Five years earlier with Montreal, Carter came to the plate in the decisive Game 5 of the 1981 National League Championship Series with the Expos down 2-1 and down to their last out against Dodgers ace Fernando Valenzuela. Carter refused to make the last out. He grinded out a seven-pitch walk that knocked Valenzuela from the game — only to have Bob Welch end it with one relief pitch.
This time the World Series was on the line, not to mention those 108 regular-season wins by the Mets that would be left without validation. Red Sox closer Calvin Schiraldi was on the mound, pitching with the bases empty and a two-run lead in need of only one more out for Boston’s first championship since 1918.
Such are the moments that define the fortitude of a ballplayer — not the endorsements or the nicknames or the camera time. And Carter, this man of unshakable faith and self-assuredness, was comfortable in such a revelatory spot.
“I was our last hope,” he wrote, “and as I took my place and looked out at Schiraldi, all sounds shrank back, and I felt a presence in me, or perhaps besides me, a calming certainty that I wasn’t alone.

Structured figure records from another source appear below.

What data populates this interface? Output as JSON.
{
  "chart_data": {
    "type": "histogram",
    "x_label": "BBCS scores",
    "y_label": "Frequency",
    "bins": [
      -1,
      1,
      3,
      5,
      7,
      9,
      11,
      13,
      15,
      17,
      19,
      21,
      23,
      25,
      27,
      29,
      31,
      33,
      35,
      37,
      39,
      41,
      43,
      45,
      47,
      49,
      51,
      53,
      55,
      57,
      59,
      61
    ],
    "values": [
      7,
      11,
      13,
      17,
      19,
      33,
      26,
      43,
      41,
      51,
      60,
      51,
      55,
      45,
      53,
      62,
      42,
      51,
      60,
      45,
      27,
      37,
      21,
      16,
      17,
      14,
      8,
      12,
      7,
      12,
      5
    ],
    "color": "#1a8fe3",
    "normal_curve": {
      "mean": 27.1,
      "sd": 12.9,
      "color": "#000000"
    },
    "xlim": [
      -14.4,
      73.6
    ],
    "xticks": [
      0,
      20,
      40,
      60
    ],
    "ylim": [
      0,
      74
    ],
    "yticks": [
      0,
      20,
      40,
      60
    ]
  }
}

I was not alone, and I was not, so help me, going to make the last out of the World Series. I felt certain of that.”
So confident and ready was Carter that he lashed at the first pitch, a fastball — and fouled it back. Schiraldi threw two more pitches that would skirt the strike zone. Carter was comfortable enough to let them pass. On the fourth pitch, Carter, who had tied the game in the eighth when the Mets were down to their last five outs, lashed a single into left field.
With that one swing under ultimate duress, Carter provided the first light of hope to what would be one of the greatest rallies in baseball history. Within four batters the Mets would score three times without an extra-base hit to win the game.
Set aside the hit. Imagine the strength it took for Carter to stand there and be “certain” he was not going to make the last out. Such sangfroid is what defines Carter as a man, not just a ballplayer, of supreme conviction.
Wrote Carter even soon after the moment of a lifetime, “I’ll always be grateful for the dream season of 1986. In a corner of my mind I will stand forever with my bat cocked, waiting for the two-one pitch from Calvin Schiraldi.”